Sport, das sind Geldranglisten, das ist Kampf um Millionen, das ist Big Business, das ist zunehmend tolerierte Rücksichtslosigkeit, das ist Existenzkampf, Entertainment und Zirkus, und zwar in einem Raum mit immer weniger moralischen Wertvorstellungen. Es wäre auch, glaube ich, in diesem Zusammenhang illusorisch, zu glauben, die Wirt­schaft jetzt als Sponsor des Sportes könne und werde sich gegenüber prinzipienlosen Funktionären oder in einem zum Showbusiness mutierenden Sport als Ordnungsfaktor erweisen. Für Konzerne, die einander im Wettbewerb gegenüberstehen und sich letzt­lich allein ihrem wirtschaftlichen Nutzen verpflichtet fühlen, ist solidarisches Handeln im Interesse moralischer Werte zumindest schwer vorstellbar. Das heißt aber, der Sport selbst beziehungsweise die ihn in allen Instanzen repräsentierenden Organisationen müssen ihre Prinzipien hegen, pflegen und verteidigen, denn sonst gehen auch das beste Gesetz und die beste Absicht ins Leere.

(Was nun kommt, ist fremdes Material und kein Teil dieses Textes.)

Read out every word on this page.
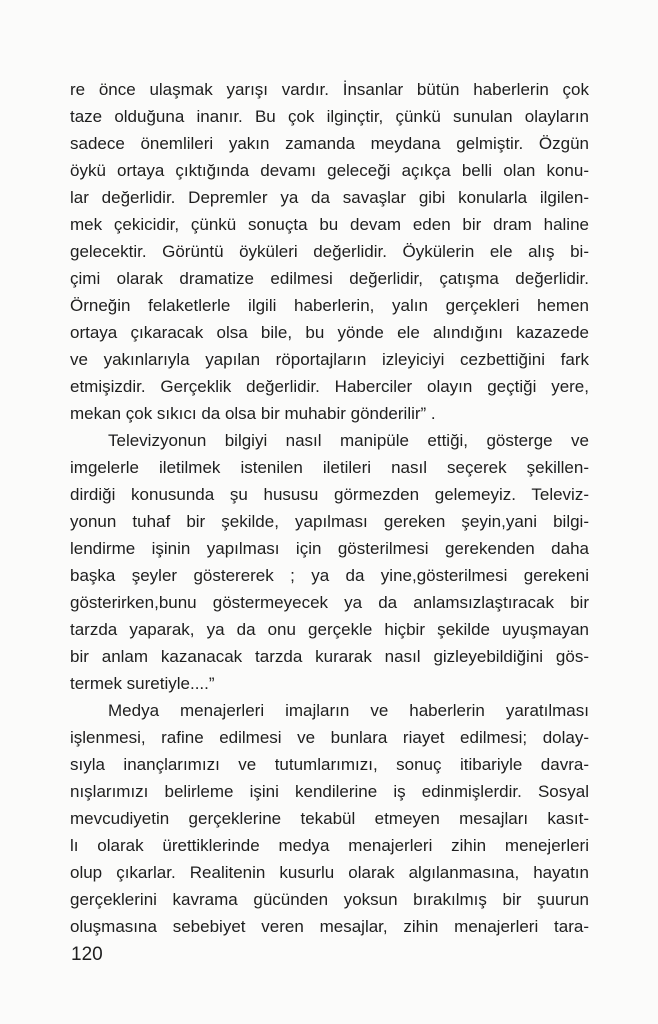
re önce ulaşmak yarışı vardır. İnsanlar bütün haberlerin çok
taze olduğuna inanır. Bu çok ilginçtir, çünkü sunulan olayların
sadece önemlileri yakın zamanda meydana gelmiştir. Özgün
öykü ortaya çıktığında devamı geleceği açıkça belli olan konu-
lar değerlidir. Depremler ya da savaşlar gibi konularla ilgilen-
mek çekicidir, çünkü sonuçta bu devam eden bir dram haline
gelecektir. Görüntü öyküleri değerlidir. Öykülerin ele alış bi-
çimi olarak dramatize edilmesi değerlidir, çatışma değerlidir.
Örneğin felaketlerle ilgili haberlerin, yalın gerçekleri hemen
ortaya çıkaracak olsa bile, bu yönde ele alındığını kazazede
ve yakınlarıyla yapılan röportajların izleyiciyi cezbettiğini fark
etmişizdir. Gerçeklik değerlidir. Haberciler olayın geçtiği yere,
mekan çok sıkıcı da olsa bir muhabir gönderilir” .
Televizyonun bilgiyi nasıl manipüle ettiği, gösterge ve
imgelerle iletilmek istenilen iletileri nasıl seçerek şekillen-
dirdiği konusunda şu hususu görmezden gelemeyiz. Televiz-
yonun tuhaf bir şekilde, yapılması gereken şeyin,yani bilgi-
lendirme işinin yapılması için gösterilmesi gerekenden daha
başka şeyler göstererek ; ya da yine,gösterilmesi gerekeni
gösterirken,bunu göstermeyecek ya da anlamsızlaştıracak bir
tarzda yaparak, ya da onu gerçekle hiçbir şekilde uyuşmayan
bir anlam kazanacak tarzda kurarak nasıl gizleyebildiğini gös-
termek suretiyle....”
Medya menajerleri imajların ve haberlerin yaratılması
işlenmesi, rafine edilmesi ve bunlara riayet edilmesi; dolay-
sıyla inançlarımızı ve tutumlarımızı, sonuç itibariyle davra-
nışlarımızı belirleme işini kendilerine iş edinmişlerdir. Sosyal
mevcudiyetin gerçeklerine tekabül etmeyen mesajları kasıt-
lı olarak ürettiklerinde medya menajerleri zihin menejerleri
olup çıkarlar. Realitenin kusurlu olarak algılanmasına, hayatın
gerçeklerini kavrama gücünden yoksun bırakılmış bir şuurun
oluşmasına sebebiyet veren mesajlar, zihin menajerleri tara-
120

Der elementarste Verstoß gegen alle Prinzipien des Sports ist eben wohl das Doping. Dahinter steht in unverhüllter Weise die Maxime – frei nach Brecht –: Zuerst kommt das Siegen, also das Geldverdienen, dann die Moral. Doping, das heißt Betrug, das heißt Diebstahl, das heißt Bereicherung auf Kosten anderer – also alles Handlungen, die in anderen gesellschaftlichen Segmenten selbstverständlich dem Strafrecht unter­liegen.

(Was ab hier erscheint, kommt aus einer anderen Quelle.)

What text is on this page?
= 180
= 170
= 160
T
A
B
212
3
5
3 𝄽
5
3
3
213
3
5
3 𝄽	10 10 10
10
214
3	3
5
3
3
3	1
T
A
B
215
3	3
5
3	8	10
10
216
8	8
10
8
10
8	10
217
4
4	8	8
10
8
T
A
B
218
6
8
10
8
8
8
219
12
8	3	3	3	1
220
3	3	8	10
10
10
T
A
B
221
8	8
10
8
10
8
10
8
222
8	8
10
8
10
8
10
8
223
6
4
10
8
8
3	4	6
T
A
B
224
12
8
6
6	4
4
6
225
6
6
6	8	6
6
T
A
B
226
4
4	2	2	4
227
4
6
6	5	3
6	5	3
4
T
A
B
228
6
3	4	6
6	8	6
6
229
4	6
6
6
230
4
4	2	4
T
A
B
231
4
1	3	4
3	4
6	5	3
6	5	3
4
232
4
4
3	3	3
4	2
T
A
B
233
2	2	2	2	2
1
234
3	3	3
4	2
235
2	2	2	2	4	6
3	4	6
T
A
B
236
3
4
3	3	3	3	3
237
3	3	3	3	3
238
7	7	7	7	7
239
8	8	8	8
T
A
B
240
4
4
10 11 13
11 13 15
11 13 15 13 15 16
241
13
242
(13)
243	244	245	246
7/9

Die größte Triebfeder für aktives Doping, also mit Wissen des Athleten durchgeführtes Doping, ist einfach der enorme Leistungsdruck, der hinter dem Sportler steht, und zwar dadurch, dass eben bei internationalen oder nationalen Wettbewerben quasi nur noch diejenigen beachtet werden, die auf dem Podest, also auf dem Stockerl stehen, denn nur diese Athleten bekommen Medaillen, Aufmerksamkeit von der Öffentlichkeit und Sponsorenverträge. Niederlagen werden grundsätzlich zu Pleiten und Blamagen. An­ständige Verlierer erwartet nicht mehr Respekt, sondern sehr oft auch Häme.